NEW YORK – Bristol Myers Squibb (BMS) yesterday announced that the US Food and Drug Administration (FDA) has approved the combination of the immune checkpoint inhibitor drugs nivolumab (Opdivo) and ipilimumab (Yervoy) together with two cycles of platinum-doublet chemotherapy as first-line treatment for patients with advanced non-small cell lung cancer. The treatment combination was approved for patients without EGFR or ALK gene mutations regardless of their PD-L1 status.
The FDA approval comes in the wake of positive results from the CheckMate 9LA trial, which randomized patients to receive either nivolumab and ipilimumab plus two cycles of platinum-doublet chemotherapy or to receive four cycles of platinum doublet chemotherapy alone. For patients receiving the combination therapy, the median overall survival was 14.1 months compared to 10.7 months for those receiving the chemotherapy alone. In a follow-up analysis performed after 12.7 months, the overall survival benefit was sustained with patients on the immunotherapy combination demonstrating a median overall survival benefit of 15.6 months versus 10.9 months in the chemotherapy arm.
In addition to the overall survival benefit, the nivolumab, ipilimumab, and chemotherapy combination demonstrated progression-free survival and overall response rate benefits compared to chemo alone. The dosing for the approved indication is recommended at 360 mg of nivolumab every 3 weeks with ipilimumab 1 mg/kg every 6 weeks and 2 cycles of platinum-doublet chemotherapy. The nivolumab and ipilimumab portion of the treatment is continued until disease progression, unacceptable toxicity, or up to 2 years without disease progression.

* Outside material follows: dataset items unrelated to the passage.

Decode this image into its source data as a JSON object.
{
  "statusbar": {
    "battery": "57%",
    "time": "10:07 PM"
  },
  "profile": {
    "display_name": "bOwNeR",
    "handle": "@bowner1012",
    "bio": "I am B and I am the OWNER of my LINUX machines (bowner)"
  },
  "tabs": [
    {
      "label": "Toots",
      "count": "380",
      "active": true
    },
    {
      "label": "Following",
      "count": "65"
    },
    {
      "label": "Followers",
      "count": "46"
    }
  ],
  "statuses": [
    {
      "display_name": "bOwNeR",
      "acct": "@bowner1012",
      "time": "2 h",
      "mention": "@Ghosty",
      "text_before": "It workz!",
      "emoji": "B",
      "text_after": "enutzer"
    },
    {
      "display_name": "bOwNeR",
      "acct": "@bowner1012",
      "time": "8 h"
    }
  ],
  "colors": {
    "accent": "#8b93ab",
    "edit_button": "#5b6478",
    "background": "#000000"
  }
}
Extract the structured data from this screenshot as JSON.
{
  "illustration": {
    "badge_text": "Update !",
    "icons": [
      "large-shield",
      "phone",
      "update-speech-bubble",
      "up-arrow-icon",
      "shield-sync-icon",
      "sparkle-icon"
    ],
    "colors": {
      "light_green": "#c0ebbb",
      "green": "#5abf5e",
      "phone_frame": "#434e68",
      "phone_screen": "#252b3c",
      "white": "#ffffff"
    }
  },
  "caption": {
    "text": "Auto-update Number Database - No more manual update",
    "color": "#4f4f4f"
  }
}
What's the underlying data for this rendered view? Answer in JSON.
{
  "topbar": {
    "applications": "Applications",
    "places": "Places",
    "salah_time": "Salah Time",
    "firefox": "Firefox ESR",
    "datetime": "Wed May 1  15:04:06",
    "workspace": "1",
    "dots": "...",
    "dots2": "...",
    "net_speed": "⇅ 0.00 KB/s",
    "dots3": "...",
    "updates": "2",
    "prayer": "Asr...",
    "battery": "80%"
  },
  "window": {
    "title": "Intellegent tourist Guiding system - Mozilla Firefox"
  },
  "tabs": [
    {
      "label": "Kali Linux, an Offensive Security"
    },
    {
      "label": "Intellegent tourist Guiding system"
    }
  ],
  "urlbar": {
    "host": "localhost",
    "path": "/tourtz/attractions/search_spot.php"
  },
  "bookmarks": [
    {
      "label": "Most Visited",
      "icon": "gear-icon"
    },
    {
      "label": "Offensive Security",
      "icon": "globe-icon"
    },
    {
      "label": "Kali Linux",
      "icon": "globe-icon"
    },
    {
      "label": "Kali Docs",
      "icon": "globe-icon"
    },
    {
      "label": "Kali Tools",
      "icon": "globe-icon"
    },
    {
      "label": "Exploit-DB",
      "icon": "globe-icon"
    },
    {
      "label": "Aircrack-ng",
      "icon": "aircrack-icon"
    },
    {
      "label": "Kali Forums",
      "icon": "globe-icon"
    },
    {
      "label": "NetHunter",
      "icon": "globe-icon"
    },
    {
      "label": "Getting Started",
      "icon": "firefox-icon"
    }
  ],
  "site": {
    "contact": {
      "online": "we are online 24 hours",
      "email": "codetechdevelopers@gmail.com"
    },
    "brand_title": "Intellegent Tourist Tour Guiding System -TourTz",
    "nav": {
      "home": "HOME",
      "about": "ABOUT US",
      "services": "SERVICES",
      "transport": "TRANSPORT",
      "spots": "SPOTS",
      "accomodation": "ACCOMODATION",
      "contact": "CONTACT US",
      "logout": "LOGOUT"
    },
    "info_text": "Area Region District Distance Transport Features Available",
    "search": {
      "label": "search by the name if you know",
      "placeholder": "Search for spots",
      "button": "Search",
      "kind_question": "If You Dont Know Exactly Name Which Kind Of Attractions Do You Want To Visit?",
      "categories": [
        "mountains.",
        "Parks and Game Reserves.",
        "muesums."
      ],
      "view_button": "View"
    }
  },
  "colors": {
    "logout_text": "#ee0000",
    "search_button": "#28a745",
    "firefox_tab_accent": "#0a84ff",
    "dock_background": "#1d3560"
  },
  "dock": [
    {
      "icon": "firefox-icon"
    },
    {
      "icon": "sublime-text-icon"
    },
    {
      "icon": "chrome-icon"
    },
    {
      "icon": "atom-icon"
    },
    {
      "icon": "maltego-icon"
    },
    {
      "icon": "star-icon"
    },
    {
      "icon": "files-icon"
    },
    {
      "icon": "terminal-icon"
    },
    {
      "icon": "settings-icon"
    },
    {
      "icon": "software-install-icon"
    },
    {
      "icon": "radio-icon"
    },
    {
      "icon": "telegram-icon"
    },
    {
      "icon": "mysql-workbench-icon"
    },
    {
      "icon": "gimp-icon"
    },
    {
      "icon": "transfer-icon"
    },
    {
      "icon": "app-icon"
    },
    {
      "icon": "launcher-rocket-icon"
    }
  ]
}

Importantly, the checkpoint inhibitor plus chemo combination did result in significant toxicities during the CheckMate 9LA trial; serious adverse events were reported for 57 percent of patients receiving nivolumab, ipilimumab, and chemo together, and 24 percent of patients had to discontinue treatment due to adverse events. The percentage of patients experiencing grade 3 or 4 adverse events, 47 percent, was not an improvement over chemotherapy alone, which resulted in 38 percent of patients experiencing the same.
The approval follows the FDA's May 15 first-line approval for nivolumab and ipilimumab without chemotherapy for non-small cell lung cancer, a drug combination for which patients needed to have a PD-L1 score of one percent or more. That approval presents a chemotherapy-free first-line option for this patient population, though some oncologists independent of BMS have since raised questions about whether the two checkpoint inhibitors offer any benefit over other single-agent checkpoint inhibitors already approved in this setting, such as pembrolizumab (Merck's Keytruda). BMS has highlighted the duration of survival seen for this approval as well as the potentially synergistic method of action between the PD-1 inhibitor, nivolumab, and the CTLA-4 inhibitor, ipilimumab, as unique benefits of the combination.
The new approval with the addition of limited chemotherapy expands the group of patients eligible to receive the drug combination, since PD-L1 status is not factored into this approval.
"Non-small cell lung cancer is a complex disease that requires multiple treatment options to address the needs of different patient populations," Adam Lenkowsky, BMS' general manager and head of US oncology, immunology, and cardiovascular, said in a statement about recent nivolumab and ipilimumab approvals. "This second approval of an Opdivo plus Yervoy-based combination for the first-line treatment of advanced NSCLC now gives more patients access to a dual immunotherapy approach that can be administered with or without limited chemotherapy, depending on the patient and their PD-L1 status, and the possibility of a chance to live longer."
Results from the CheckMate 9LA trial will be presented as an oral abstract session during the 2020 American Society of Clinical Oncology's annual virtual meeting.